Genetic detection and pedigree validation revealed that the pediatric patient, as well as his mother and younger brother, were mutant types, whereas his father was a wild type, consistent with the dominant inheritance pattern of KS and CHARGE syndrome. The distribution frequency of this mutation was zero in the dbSNP database, Hapmap, 1000 genomes database, and ExAC. This mutation was a new mutation that had not been reported in relevant literature.

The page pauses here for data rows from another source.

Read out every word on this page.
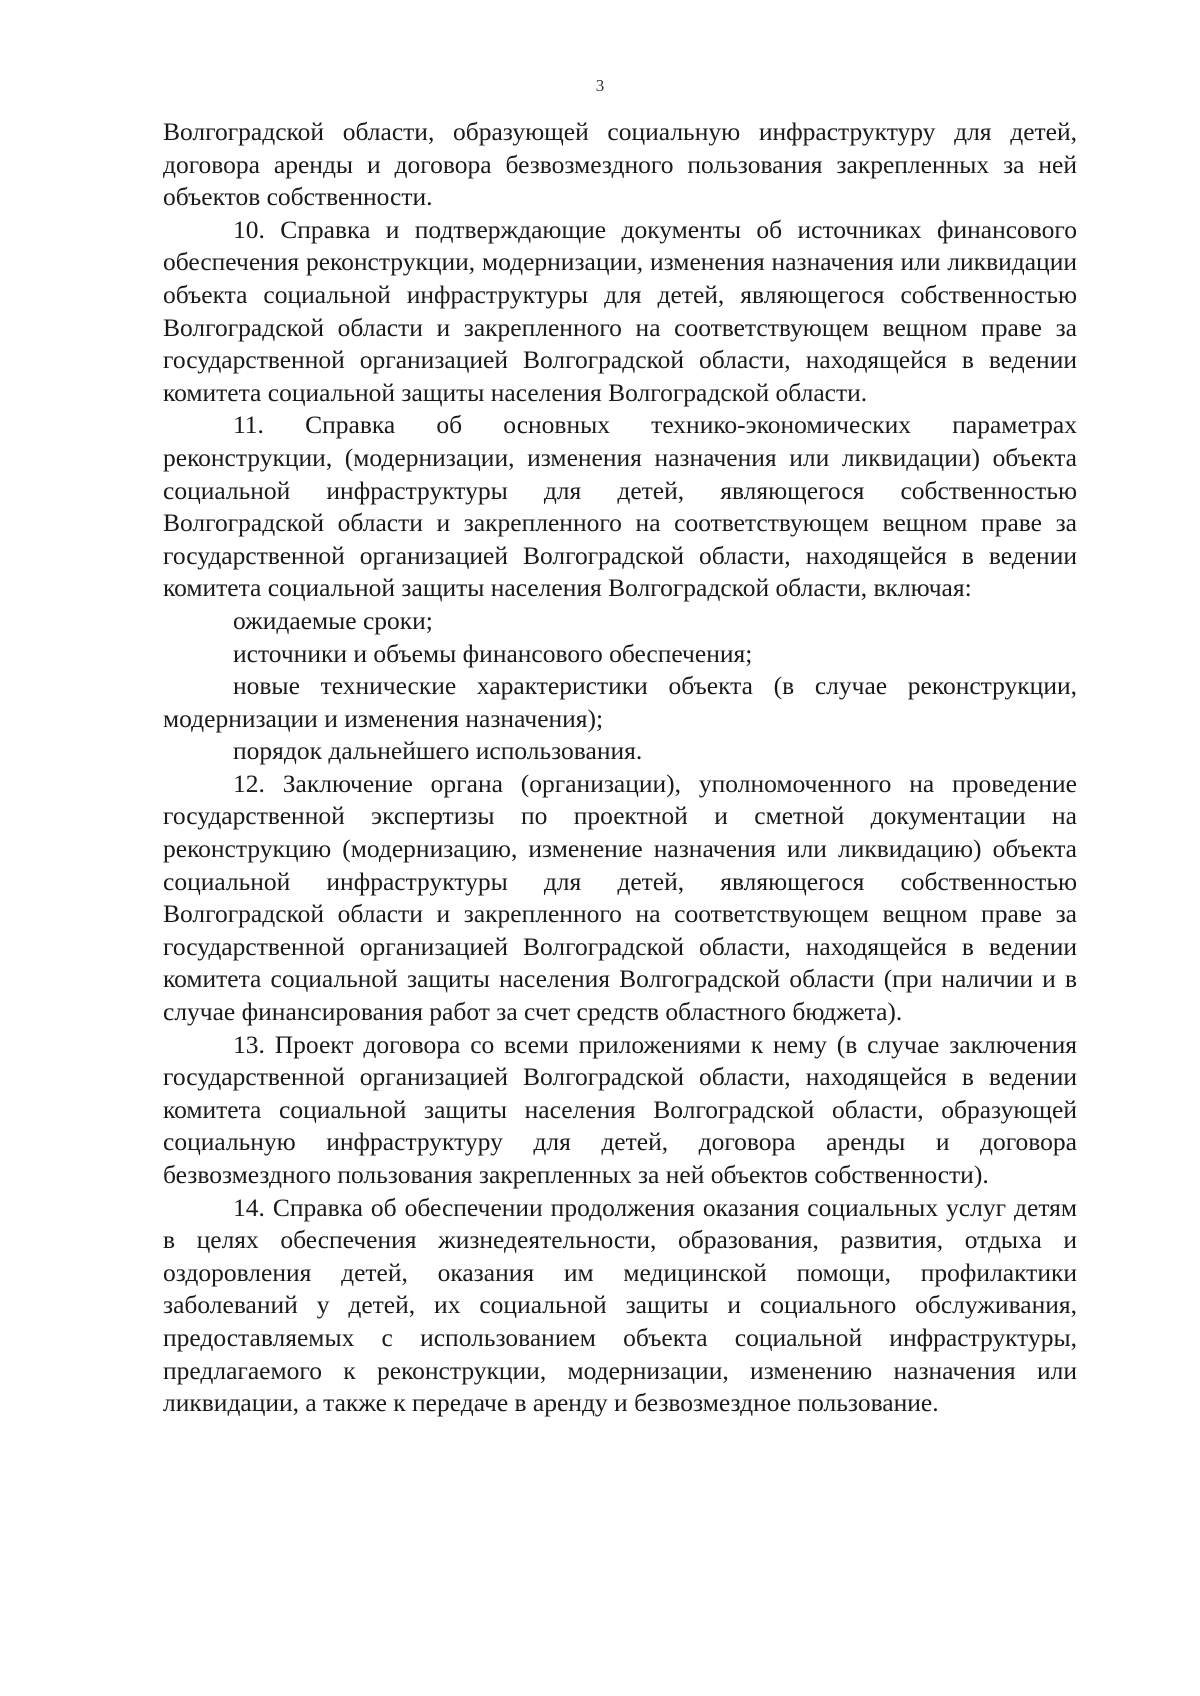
3

Волгоградской области, образующей социальную инфраструктуру для детей, договора аренды и договора безвозмездного пользования закрепленных за ней объектов собственности.

10. Справка и подтверждающие документы об источниках финансового обеспечения реконструкции, модернизации, изменения назначения или ликвидации объекта социальной инфраструктуры для детей, являющегося собственностью Волгоградской области и закрепленного на соответствующем вещном праве за государственной организацией Волгоградской области, находящейся в ведении комитета социальной защиты населения Волгоградской области.

11. Справка об основных технико-экономических параметрах реконструкции, (модернизации, изменения назначения или ликвидации) объекта социальной инфраструктуры для детей, являющегося собственностью Волгоградской области и закрепленного на соответствующем вещном праве за государственной организацией Волгоградской области, находящейся в ведении комитета социальной защиты населения Волгоградской области, включая:

ожидаемые сроки;

источники и объемы финансового обеспечения;

новые технические характеристики объекта (в случае реконструкции, модернизации и изменения назначения);

порядок дальнейшего использования.

12. Заключение органа (организации), уполномоченного на проведение государственной экспертизы по проектной и сметной документации на реконструкцию (модернизацию, изменение назначения или ликвидацию) объекта социальной инфраструктуры для детей, являющегося собственностью Волгоградской области и закрепленного на соответствующем вещном праве за государственной организацией Волгоградской области, находящейся в ведении комитета социальной защиты населения Волгоградской области (при наличии и в случае финансирования работ за счет средств областного бюджета).

13. Проект договора со всеми приложениями к нему (в случае заключения государственной организацией Волгоградской области, находящейся в ведении комитета социальной защиты населения Волгоградской области, образующей социальную инфраструктуру для детей, договора аренды и договора безвозмездного пользования закрепленных за ней объектов собственности).

14. Справка об обеспечении продолжения оказания социальных услуг детям в целях обеспечения жизнедеятельности, образования, развития, отдыха и оздоровления детей, оказания им медицинской помощи, профилактики заболеваний у детей, их социальной защиты и социального обслуживания, предоставляемых с использованием объекта социальной инфраструктуры, предлагаемого к реконструкции, модернизации, изменению назначения или ликвидации, а также к передаче в аренду и безвозмездное пользование.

In summary, the patient may suffer from KS combined with some clinical characteristics of CHARGE syndrome. Molecular genetic analysis found that mutation occurred in the CHD7 gene, and his mother and younger brother had the same mutant genotype without phenotype, suggesting that the disease may have incomplete penetrance. The molecular mechanism of the disease and the study of the genetic modes of transmission need to be further studied with more cases.

4. Discussion

KS is a unique biological model of IHH characterized by developmental disorders with olfactory abnormalities, caused by congenital defects in GnRH secretion of varying degrees. The pulsatile secretion of GnRH is essential for the hypothalamic-pituitary-gonadal axis function. During embryogenesis, GnRH neurons and olfactory neurons co-originate from the olfactory plate, and migrate to the olfactory bulb through the sieve plate together.^[9] It can be considered that GnRH neurons guide migration using the olfactory system. Impaired function of GnRH can be caused by congenital impairment of GnRH neurons in the olfactory plate, abnormal migration of GnRH neurons in embryonic period, abnormal development and maturation of GnRH neurons in hypothalamus, or resistance of the pituitary to GnRH. KS is a unique disease model to study the migration of GnRH neurons and the development of human puberty. Some genes are necessary for the correct differentiation, migration, upstream signal regulation, and function of GnRH neurons in the embryonic period, which can lead to IHH. Some genes that correctly differentiate embryonic GnRH neurons may be correlated with IHH, such as KAL-1, FGFR1, FGF8, PROKR2, PROK2, CHD7, NELF, WDR11, HS6ST1, KISS1R, KISS1, TAC3, TACR3, LEPR, LEP, PCSK1, GNRHR, GNRH1, SEMA3A, and NDN7. Mutations in these genes lead to certain degrees of clinical manifestations. Moreover, KS can be caused by genes such as KAL-1, FGFR1, PROKR2, PROK2, CHD7, and FGF8. Among them, the CHD7 mutation was only found in KS patients with the CHARGE syndrome phenotype, suggesting that if the patient was diagnosed with hypogonadism and anosmia, attention should be paid to investigate the presence of clinical characteristics of CHARGE syndrome. CHD7 should be examined only when combined with deafness, abnormal ear morphology, and/or semicircular canal hypoplasia or aplasia. However, there is no specific method for the investigation of CHARGE syndrome in the various clinical examination methods, including MRI of the auditory organ structure. Moreover, the impact of new genes on the disease is common. Therefore, it is possible to realize molecular diagnosis by full-exome sequencing.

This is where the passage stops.